Featuring Doug Stewart

One of my jobs entails flying a Navajo - fairly regularly - from Albany, New York down to St. Augustine. This is a well-equipped Navajo with Aux. tanks and we can do it non-stop. But typically the flight is around 5 hours to 5 hours 10 minutes.

I make it a point about 40 minutes before the end of the flight, when I'm going to have to shoot an approach, to drink a bottle of water and eat some kind of energy food.

If we look at the accident records, we never see that dehydration played a part in the accident, and I don't know that the NTSB really does anything looking for that or even if they can. I'm not a medical expert. But I do know that one of the symptoms of dehydration is irritability. Another is the inability to make decisions and to become disoriented.

If we're flying high - and a lot of people think IFR flying just means slogging along in the clouds.
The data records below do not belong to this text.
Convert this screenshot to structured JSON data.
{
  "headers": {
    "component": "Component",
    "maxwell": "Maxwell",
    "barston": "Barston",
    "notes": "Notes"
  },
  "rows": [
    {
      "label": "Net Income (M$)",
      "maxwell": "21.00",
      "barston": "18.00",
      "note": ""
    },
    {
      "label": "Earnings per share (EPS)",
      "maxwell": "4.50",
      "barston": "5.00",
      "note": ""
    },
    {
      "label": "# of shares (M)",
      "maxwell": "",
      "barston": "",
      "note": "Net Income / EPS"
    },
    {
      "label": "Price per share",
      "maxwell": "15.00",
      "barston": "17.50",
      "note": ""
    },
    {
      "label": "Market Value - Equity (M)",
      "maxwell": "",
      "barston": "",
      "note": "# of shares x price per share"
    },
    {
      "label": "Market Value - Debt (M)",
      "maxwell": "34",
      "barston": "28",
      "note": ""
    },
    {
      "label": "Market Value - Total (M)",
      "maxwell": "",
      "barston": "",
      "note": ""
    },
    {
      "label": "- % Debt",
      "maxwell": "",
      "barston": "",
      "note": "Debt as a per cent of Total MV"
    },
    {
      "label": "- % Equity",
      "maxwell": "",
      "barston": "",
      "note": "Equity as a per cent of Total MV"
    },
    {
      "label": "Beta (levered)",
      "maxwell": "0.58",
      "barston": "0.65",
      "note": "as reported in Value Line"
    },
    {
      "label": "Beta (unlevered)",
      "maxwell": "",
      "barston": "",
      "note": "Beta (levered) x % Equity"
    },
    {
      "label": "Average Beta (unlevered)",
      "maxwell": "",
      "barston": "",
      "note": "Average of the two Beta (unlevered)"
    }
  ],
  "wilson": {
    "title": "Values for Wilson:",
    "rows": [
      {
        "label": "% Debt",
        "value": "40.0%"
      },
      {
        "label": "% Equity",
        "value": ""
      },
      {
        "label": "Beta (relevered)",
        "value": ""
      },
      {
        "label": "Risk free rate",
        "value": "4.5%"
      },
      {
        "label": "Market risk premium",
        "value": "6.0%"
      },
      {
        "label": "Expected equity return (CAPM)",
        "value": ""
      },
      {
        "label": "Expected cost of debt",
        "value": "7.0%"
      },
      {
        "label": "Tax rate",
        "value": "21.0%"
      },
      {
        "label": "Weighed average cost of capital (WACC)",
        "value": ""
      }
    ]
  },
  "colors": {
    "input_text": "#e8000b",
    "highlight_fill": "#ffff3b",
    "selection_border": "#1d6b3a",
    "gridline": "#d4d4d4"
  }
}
Quite often it isn't. It's flying along in bright blue sky, bright sun. You're high. You're above the tops. So you've been sitting up there in this bright sunshine up at altitude, which certainly contributes to dehydrating. If it's a long flight, perhaps your last meal wasn't even a meal, but something that you grabbed out of the snack machine at the airport. So you've had your pack of sugar loaded crackers or cookies, you've been dehydrated by your environment, and now you're no longer able to make those good decisions, hard decisions, that need to be made.

I always recommend for everyone and it's because I do it myself - about 40 minutes prior to having to shoot the approach, I drink some water and eat some kind of energy food - not sugar - but some kind of an energy bar, something like that. It will really have you much better prepared for flying an approach at the end of a long, hard flight.